Filles, champagne et corruption à la police

  • Des dizaines d’agents, cantonaux et municipaux, sont dans le collimateur de la justice.
  • A l’origine de l’affaire, l’arrestation d’un patron de sex center par la Brigade financière.
  • L’homme est toujours en prison et son téléphone a révélé des liens très étroits avec des policiers.

  • L’homme arrêté est patron d’une «vitrine» aux Pâquis. CHRISTIAN BONZON

    L’homme arrêté est patron d’une «vitrine» aux Pâquis. CHRISTIAN BONZON

La justice travaille sur des soupçons de corruption, de violations du secret de fonction d’acceptation d’un avantage

Comme GHI l’a révélé samedi 6 avril sur son site, une affaire sans précédent éclabousse la police cantonale, ainsi que la police municipale, en lien avec le quartier chaud des Pâquis. Selon nos informations, des dizaines de policiers sont soupçonnés d’avoir transmis des renseignements indus à un patron de sex center, d’avoir joué le rôle de rabatteur pour ce dernier contre rémunération et d’avoir même participé financièrement à la location d’appartements à des prostituées. Selon la RTS, l’homme aurait de plus fourni gratuitement du champagne et des filles aux agents dans le cadre de partouzes, dont certaines auraient été filmées…

Dénonciation

Comment en est-on arrivé là? Le 14 février dernier – le jour de la Saint-Valentin – on se serait cru dans un épisode de NCIS lorsque des policiers sont venus perquisitionner un sex center de la rue Charles-Cusin, aux Pâquis. L’établissement est resté ouvert depuis lors mais le patron, lui, a été arrêté, dans le cadre d’une affaire de malversation financière. Cet homme, actif dans le milieu de la prostitution depuis plusieurs années, a en réalité été dénoncé au fisc genevois après avoir voulu investir dans un projet immobilier en Valais. Il est arrivé au pays du soleil avec une grosse somme d’argent. Cash. Un procédé qui a interpellé les personnes avec qui il devait entrer en affaire…

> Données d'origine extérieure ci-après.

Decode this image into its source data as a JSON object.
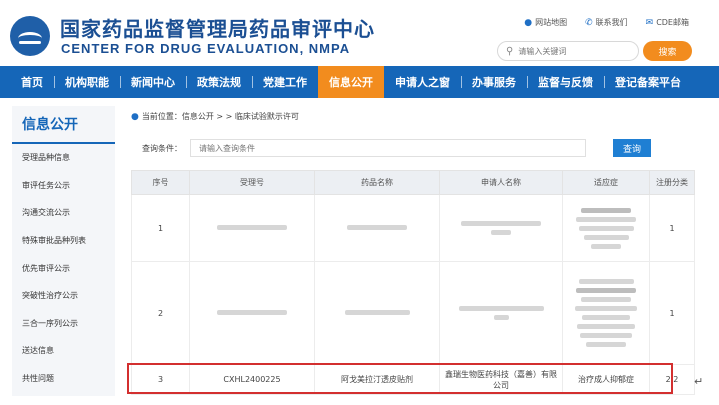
{
  "header": {
    "title_cn": "国家药品监督管理局药品审评中心",
    "title_en": "CENTER FOR DRUG EVALUATION, NMPA",
    "logo_icon": "cde-logo-icon",
    "links": [
      {
        "label": "网站地图",
        "icon": "location-pin-icon",
        "glyph": "●"
      },
      {
        "label": "联系我们",
        "icon": "phone-icon",
        "glyph": "✆"
      },
      {
        "label": "CDE邮箱",
        "icon": "mail-icon",
        "glyph": "✉"
      }
    ],
    "search_placeholder": "请输入关键词",
    "search_button": "搜索"
  },
  "nav": {
    "items": [
      "首页",
      "机构职能",
      "新闻中心",
      "政策法规",
      "党建工作",
      "信息公开",
      "申请人之窗",
      "办事服务",
      "监督与反馈",
      "登记备案平台"
    ],
    "active_index": 5,
    "color": "#1566b8",
    "active_color": "#f28c1e"
  },
  "sidebar": {
    "title": "信息公开",
    "items": [
      "受理品种信息",
      "审评任务公示",
      "沟通交流公示",
      "特殊审批品种列表",
      "优先审评公示",
      "突破性治疗公示",
      "三合一序列公示",
      "送达信息",
      "共性问题"
    ]
  },
  "breadcrumb": "当前位置：信息公开 > > 临床试验默示许可",
  "query": {
    "label": "查询条件：",
    "placeholder": "请输入查询条件",
    "button": "查询"
  },
  "table": {
    "headers": [
      "序号",
      "受理号",
      "药品名称",
      "申请人名称",
      "适应症",
      "注册分类"
    ],
    "rows": [
      {
        "no": "1",
        "acceptance_no": "",
        "drug_name": "",
        "applicant": "",
        "indication": "",
        "category": "1"
      },
      {
        "no": "2",
        "acceptance_no": "",
        "drug_name": "",
        "applicant": "",
        "indication": "",
        "category": "1"
      },
      {
        "no": "3",
        "acceptance_no": "CXHL2400225",
        "drug_name": "阿戈美拉汀透皮贴剂",
        "applicant": "鑫瑞生物医药科技（嘉善）有限公司",
        "indication": "治疗成人抑郁症",
        "category": "2.2"
      }
    ]
  },
  "highlight_color": "#d32f2f",
  "return_mark": "↵"
}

Dans le quartier des Pâquis, on décrit le personnage comme «un gars discret», sans histoire. Aucun signe extérieur de richesse si ce n’est la Lamborghini qu’il conduit. Il est patron de l’une des «vitrines» de la rue Charles-Cusin et possède des appartements notamment rue de Berne, qu’il loue à des prostituées. On lui prête de travailler avec environ 80 filles qui lui rapportent gros. Problème: à l’administration fiscale genevoise, il ne déclarait que 40’000 francs de revenus par an.

Une pote généreux

C’est lors de son arrestation, que la police tombe sur une véritable boîte de Pandore: le téléphone portable du prévenu qui va, si l’on peut dire, se mettre à table… La brigade de criminalité informatique retrouve des échanges avec des policiers, des renseignements confidentiels que ces derniers ont fourni au patron du sex center, des vidéos compromettantes.

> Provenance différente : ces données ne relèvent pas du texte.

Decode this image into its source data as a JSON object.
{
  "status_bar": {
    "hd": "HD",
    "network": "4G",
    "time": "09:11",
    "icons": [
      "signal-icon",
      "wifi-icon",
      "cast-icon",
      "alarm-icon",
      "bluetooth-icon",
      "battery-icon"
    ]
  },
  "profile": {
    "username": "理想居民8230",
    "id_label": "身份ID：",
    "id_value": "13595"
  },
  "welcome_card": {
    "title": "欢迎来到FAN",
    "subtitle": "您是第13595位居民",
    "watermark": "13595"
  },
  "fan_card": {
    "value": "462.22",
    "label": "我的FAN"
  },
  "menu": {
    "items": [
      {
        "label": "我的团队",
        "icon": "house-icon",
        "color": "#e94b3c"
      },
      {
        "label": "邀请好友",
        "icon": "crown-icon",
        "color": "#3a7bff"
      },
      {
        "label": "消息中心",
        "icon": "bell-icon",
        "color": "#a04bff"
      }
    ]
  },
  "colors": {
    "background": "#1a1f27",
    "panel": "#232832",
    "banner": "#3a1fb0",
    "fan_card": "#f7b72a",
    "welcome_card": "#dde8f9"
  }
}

L’affaire touche de nombreux policiers, dont des membres de la PJ, et des agents de police municipale qui se retrouvaient souvent autour d’un verre au petit bar du sex center. Le patron était devenu un ami pour beaucoup et, visiblement, personne ne voyait de problème à rendre service à un pote généreux!

Depuis plusieurs semaines, sous la conduite du procureur général Olivier Jornot, l’Inspection générale des services – la police des polices – mène l’enquête. Les téléphones portables des policiers entendus dans le cadre de cette affaire ont été saisis et contrôlés. D’après nos sources, il aurait même fallu engager du personnel supplémentaire à l’IGS pour pouvoir entendre tous les agents incriminés. En l’état, la justice travaille sur des soupçons de corruption, de violations du secret de fonction. Sans oublier un terme très à la mode à Genève, l’acceptation d’un avantage.

L’énorme enquête de l’IGS déterminera avec précision les délits reprochés aux forces de l’ordre. Au vu de son ampleur, elle prendra certainement beaucoup de temps. Contactés, le conseiller d’Etat Mauro Poggia, en charge du Département de la sécurité, de l’emploi et de la santé (DSES), et la commandante de la police genevoise, Monica Bonfanti, n’ont pas souhaité faire de commentaires.

Plusieurs policiers ont d’ores et déjà mandaté des avocats. Des agents ont été déplacés comme un membre de la police municipale des Pâquis et un policier qui avait récemment intégré l’IGS, un ancien du groupe prostitution de la police genevoise. Et l’affaire ne fait que commencer!